Who: Ric Burns, James Sanders
What: An Evening with Ric Burns and James Sanders
Where: National Arts Club Zoom
When: Friday, January 14, free with advance RSVP, 8:00
Why: This past November, documentarian Ric Burns and architect, author, and filmmaker James Sanders released a revised and expanded version of their 1999 book, New York: An Illustrated History (Knopf, $75), a companion volume to PBS’s eight-part, seventeen-hour TV series that ran from 1999 to 2003. On January 14 at 8:00, Burns and Sanders will discuss the third edition of the book in a free, livestreamed National Arts Club discussion over Zoom.

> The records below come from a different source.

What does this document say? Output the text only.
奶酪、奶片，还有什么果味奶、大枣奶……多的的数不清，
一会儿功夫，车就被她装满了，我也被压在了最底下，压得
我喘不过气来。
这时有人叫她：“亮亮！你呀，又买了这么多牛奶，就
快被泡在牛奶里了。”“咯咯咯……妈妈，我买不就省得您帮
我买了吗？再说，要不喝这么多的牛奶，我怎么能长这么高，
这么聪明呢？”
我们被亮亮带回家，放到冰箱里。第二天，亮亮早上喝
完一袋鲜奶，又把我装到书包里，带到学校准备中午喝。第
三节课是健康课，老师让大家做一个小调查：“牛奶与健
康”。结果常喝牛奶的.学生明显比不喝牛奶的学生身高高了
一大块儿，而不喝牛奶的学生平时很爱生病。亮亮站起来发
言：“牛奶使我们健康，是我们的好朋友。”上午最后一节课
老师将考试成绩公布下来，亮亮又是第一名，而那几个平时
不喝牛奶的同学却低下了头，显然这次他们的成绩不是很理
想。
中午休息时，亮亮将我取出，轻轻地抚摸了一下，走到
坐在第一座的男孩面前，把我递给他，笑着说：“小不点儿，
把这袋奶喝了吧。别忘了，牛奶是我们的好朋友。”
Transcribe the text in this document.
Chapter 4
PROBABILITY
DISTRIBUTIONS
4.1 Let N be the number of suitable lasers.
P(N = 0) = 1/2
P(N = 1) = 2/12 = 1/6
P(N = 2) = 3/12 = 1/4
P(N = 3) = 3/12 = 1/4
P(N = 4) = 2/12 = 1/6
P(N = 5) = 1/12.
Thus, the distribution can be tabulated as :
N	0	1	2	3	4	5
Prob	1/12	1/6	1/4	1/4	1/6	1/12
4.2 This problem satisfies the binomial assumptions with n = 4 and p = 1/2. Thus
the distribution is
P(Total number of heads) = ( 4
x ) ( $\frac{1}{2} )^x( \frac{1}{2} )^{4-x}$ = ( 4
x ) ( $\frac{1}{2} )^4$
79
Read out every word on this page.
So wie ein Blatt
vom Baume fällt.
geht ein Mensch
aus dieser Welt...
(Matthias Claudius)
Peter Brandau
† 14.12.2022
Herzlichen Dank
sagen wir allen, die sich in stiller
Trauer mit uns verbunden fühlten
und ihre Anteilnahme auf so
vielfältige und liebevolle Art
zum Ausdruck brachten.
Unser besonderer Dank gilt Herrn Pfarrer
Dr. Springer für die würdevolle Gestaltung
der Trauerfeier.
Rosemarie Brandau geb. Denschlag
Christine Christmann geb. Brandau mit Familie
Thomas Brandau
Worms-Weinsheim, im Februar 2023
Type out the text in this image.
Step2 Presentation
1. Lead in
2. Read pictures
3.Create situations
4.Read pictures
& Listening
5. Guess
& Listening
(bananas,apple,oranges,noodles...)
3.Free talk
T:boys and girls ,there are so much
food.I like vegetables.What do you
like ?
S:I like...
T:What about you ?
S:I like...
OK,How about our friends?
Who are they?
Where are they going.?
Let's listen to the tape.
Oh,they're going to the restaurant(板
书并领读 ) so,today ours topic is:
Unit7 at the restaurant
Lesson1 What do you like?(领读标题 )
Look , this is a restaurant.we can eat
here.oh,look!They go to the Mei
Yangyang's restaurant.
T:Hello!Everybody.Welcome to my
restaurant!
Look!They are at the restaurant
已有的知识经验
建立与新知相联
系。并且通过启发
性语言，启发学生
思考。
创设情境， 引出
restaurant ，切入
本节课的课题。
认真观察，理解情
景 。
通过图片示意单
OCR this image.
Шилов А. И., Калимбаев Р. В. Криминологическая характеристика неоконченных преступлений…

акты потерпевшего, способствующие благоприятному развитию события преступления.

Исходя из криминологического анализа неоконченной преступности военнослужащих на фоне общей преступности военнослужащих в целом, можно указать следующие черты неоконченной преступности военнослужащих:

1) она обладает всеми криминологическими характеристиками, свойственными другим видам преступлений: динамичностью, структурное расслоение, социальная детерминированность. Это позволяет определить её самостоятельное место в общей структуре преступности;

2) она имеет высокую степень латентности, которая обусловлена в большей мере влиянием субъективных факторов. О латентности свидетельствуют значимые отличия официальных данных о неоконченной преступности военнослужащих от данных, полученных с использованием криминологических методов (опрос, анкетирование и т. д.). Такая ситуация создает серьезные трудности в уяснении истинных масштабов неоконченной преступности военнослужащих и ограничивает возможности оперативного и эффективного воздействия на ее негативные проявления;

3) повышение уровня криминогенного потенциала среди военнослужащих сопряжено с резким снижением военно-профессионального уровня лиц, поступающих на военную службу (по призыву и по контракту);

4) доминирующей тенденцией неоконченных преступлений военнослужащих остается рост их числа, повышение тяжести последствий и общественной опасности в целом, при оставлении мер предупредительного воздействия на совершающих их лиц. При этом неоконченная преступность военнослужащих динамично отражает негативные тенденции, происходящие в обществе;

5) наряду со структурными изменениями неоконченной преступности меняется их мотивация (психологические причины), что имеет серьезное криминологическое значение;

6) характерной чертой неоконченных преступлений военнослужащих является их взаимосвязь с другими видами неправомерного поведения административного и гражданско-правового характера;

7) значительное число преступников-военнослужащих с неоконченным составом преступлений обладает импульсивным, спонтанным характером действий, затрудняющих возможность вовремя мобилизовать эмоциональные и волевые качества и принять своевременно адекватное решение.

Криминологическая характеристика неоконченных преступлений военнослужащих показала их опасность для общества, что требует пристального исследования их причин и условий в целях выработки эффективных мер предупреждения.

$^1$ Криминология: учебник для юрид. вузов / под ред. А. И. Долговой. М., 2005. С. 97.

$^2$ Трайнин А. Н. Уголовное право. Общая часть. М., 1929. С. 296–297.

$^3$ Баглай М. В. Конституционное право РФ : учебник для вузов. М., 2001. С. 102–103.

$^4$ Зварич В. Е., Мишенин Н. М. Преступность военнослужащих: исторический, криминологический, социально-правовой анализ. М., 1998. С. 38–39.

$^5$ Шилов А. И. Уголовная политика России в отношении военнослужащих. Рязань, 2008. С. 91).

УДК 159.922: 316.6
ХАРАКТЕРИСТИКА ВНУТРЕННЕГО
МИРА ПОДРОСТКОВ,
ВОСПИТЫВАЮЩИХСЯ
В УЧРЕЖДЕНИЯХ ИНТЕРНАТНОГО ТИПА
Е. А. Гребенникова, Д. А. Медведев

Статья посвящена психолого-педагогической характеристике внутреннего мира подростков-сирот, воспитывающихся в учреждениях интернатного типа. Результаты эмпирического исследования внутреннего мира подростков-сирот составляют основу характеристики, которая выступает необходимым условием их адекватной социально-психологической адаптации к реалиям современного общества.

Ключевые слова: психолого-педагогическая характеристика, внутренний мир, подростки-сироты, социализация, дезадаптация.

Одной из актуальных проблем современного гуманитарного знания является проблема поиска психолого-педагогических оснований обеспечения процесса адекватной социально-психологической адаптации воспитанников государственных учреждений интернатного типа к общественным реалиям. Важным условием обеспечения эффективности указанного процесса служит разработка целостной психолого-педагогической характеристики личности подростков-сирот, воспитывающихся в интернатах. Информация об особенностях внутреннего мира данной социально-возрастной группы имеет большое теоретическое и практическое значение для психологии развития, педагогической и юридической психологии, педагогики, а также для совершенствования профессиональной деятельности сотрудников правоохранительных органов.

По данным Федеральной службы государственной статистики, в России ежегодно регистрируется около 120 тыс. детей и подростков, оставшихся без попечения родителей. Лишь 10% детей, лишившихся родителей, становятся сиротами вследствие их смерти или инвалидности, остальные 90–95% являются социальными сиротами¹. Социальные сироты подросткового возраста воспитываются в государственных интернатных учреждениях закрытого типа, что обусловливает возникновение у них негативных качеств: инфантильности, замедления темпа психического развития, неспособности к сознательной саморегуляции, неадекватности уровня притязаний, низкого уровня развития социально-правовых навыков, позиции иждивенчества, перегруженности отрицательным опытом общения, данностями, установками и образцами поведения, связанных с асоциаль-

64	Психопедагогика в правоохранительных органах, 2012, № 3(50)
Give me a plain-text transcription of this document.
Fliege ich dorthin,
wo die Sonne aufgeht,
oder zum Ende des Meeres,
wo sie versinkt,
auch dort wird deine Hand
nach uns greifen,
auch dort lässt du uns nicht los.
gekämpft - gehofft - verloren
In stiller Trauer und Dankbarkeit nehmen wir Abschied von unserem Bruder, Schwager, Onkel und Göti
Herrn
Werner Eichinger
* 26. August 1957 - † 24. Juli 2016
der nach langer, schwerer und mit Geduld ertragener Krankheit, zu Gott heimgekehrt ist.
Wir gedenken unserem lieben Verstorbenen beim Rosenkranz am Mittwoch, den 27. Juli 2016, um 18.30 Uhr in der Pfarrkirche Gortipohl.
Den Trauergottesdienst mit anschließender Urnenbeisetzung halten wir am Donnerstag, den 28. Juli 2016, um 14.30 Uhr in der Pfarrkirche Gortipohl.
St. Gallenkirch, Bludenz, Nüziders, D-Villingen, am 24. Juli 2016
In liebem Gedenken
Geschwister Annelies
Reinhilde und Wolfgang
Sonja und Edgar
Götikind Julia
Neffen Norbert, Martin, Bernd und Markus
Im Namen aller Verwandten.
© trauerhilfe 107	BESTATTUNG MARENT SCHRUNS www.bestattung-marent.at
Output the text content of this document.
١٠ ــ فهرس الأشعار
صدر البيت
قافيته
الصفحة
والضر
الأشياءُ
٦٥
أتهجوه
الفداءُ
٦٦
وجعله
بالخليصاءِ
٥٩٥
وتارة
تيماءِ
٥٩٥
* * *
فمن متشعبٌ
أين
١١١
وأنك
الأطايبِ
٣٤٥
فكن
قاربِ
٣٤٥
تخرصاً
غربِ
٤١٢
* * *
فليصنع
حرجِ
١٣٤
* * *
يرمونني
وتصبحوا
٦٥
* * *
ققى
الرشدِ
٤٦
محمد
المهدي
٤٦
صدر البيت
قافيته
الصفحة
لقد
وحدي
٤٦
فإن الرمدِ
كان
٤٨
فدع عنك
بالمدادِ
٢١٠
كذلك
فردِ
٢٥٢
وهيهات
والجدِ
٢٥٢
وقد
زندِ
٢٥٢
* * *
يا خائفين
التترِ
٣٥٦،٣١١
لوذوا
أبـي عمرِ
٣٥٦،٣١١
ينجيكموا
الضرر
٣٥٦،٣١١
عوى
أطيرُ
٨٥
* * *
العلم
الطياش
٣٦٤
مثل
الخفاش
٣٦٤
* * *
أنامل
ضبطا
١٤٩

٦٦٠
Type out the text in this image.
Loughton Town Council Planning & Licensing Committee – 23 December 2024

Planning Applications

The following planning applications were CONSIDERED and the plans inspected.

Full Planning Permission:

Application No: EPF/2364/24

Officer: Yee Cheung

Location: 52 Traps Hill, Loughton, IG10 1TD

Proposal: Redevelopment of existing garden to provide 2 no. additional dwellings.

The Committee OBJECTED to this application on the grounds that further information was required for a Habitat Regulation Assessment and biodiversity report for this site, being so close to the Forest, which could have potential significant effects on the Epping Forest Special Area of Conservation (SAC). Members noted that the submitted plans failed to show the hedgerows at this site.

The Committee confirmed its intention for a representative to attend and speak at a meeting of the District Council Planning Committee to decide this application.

“Especially in the past year — a defining crossroads in the life of the city and the planet — the eyes of much of the world have turned to New York City, which has found itself, yet again, at the epicenter and leading edge of increasingly momentous global experiences,” they write in the new preface. “In the coming years, as the world emerges from the worst of the pandemic, and New Yorkers themselves try to comprehend what has happened to their city and their lives, the example of New York — its history, its perspective, its setbacks, and perhaps above all its capacity for innovation, resilience, and adaptation — will be looked to as a kind of vanguard in which, in many ways, the lineaments of the future of all cities may be discerned.” The third edition goes up to the present day, with two new chapters, 128 new illustrations, and contributions from Adam Gopnik, Suketu Mehta, and Ester Fuchs, in conjunction with new episodes of the series.